In a very direct way, the political vulnerability that these offices operate under acts as a powerful incentive. Staff members cannot afford complacency— they need to recruit and approve strong schools that get measurable results—and they need to promote their successes widely to gain public support for their work. To varying degrees, this pressure also encourages staff members to institutionalize their processes as much as possible so they are less vulnerable to future leadership change. The authorizing staff in Indianapolis, for example, has worked hard to publicize its schools' successes so that the charter school initiative has strong public support no matter who the next mayor is, and regardless of how committed to charter schools he or she might be. They also have developed a series of handbooks outlining how to implement various processes to ensure continuity for the schools.
According to these authorizers, political pressure is desirable to the extent that it motivates them to improve their practices. It is also desirable to the extent that it reflects the wishes of the broader public. But research and experience suggest that the most common barriers to meritbased authorizing decisions are political—such as those arising from influential community groups that have a weak charter application but think they have a good idea, or from administrators who do not want to upset parents by closing a school, or from parents who want to keep "their" school open, regardless of its performance. Even if these particular authorizers have not fallen prey to such problems, policymakers should consider ways to minimize the power that their specialized influences can exert if they destabilize authorizers' policies and threaten their ability to make merit-based decisions. Policymakers also should consider the amount of time and money these offices spend building public and political support for their initiatives. According to these authorizers, when staff members have to spend an inordinate amount of time responding to the concerns of special interest groups, it compromises their own internal practices.

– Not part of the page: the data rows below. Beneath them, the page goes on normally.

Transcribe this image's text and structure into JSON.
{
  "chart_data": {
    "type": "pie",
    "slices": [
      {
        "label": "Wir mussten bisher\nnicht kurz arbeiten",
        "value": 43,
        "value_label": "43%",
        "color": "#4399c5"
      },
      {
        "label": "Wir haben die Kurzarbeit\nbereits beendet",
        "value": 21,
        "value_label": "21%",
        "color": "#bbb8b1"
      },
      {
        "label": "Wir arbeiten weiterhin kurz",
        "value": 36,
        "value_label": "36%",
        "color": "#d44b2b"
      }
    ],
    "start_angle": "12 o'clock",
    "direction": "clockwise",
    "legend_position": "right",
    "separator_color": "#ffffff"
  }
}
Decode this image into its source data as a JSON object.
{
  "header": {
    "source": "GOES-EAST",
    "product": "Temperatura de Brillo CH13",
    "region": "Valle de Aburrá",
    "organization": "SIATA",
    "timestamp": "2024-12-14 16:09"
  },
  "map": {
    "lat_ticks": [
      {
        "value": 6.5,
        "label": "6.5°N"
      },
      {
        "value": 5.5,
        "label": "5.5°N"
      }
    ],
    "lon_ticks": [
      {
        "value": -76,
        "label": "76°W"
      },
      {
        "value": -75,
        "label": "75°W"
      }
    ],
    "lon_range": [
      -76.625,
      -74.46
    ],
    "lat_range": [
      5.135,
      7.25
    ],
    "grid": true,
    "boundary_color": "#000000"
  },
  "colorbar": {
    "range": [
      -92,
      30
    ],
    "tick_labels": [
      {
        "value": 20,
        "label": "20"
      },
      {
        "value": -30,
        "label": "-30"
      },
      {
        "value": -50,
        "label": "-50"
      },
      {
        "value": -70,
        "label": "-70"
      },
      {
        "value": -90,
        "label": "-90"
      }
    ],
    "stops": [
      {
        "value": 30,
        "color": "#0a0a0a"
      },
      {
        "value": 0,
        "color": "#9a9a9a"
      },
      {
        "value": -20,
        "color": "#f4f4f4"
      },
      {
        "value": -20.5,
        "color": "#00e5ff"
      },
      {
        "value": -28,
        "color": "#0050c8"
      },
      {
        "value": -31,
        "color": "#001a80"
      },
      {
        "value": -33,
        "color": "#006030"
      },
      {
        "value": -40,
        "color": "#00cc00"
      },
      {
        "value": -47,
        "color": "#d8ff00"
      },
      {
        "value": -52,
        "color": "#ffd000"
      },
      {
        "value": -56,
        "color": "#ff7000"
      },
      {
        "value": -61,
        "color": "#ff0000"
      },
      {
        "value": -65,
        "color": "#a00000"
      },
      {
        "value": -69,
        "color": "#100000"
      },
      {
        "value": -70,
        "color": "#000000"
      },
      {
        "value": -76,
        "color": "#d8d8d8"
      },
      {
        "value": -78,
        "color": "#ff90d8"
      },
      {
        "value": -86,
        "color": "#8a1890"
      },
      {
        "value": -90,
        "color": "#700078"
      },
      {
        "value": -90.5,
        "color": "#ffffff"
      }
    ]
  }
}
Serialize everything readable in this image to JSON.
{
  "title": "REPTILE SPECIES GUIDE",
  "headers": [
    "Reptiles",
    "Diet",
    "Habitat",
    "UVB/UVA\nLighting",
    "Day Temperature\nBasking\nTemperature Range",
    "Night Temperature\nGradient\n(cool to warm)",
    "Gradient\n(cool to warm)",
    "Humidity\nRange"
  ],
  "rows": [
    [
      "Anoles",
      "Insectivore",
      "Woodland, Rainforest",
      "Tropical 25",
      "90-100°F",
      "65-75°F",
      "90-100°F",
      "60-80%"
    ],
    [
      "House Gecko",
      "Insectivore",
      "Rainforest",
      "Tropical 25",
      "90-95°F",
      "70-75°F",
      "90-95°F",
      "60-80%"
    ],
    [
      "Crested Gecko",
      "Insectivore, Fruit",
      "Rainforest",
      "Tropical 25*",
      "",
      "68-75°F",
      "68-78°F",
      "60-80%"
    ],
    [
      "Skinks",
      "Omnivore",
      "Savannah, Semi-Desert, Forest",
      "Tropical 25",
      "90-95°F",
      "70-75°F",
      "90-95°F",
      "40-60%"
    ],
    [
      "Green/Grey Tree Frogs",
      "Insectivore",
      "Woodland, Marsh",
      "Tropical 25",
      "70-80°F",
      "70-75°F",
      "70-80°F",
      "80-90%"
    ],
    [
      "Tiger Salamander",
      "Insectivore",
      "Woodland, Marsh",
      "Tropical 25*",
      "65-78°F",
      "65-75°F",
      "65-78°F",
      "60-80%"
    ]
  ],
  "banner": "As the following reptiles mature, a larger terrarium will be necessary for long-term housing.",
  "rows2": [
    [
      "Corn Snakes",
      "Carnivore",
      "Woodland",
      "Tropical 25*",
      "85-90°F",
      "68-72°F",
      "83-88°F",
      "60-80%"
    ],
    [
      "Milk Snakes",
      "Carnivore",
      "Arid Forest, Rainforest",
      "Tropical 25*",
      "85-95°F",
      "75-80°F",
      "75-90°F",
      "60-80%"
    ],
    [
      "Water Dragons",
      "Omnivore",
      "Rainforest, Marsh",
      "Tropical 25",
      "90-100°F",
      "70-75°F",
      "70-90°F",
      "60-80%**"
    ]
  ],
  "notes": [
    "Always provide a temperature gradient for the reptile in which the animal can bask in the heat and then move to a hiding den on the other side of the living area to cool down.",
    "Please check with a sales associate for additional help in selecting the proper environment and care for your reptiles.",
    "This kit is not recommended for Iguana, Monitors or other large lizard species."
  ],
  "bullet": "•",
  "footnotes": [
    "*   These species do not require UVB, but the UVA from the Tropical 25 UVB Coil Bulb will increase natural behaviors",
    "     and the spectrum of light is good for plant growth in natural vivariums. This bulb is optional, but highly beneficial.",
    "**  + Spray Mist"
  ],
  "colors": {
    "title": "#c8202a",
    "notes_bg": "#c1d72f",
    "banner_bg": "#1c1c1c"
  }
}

Authorizers that operate transparently—sharing both their decisions and their processes with the public—may be more insulated from these types of pressures. It is difficult for opponents to argue against hard evidence of a school's success or failure, for example. Specialized committees, such as California's Advisory Commission on Charter Schools, that make recommendations to the final decision-maker also give the public a voice while helping to ensure that an authorizing office and its successful charter schools are less vulnerable to political change.
In addition to protecting individual authorizers from disruptive politics, policymakers also can insulate the state's overall system of authorizing. By empowering a diverse set of authorizers with different kinds of political and institutional bases, several of the states where the authorizers profiled in this guide are located have established systems in which high-quality authorizing is likely to endure even if political change affects the work of one particular authorizer.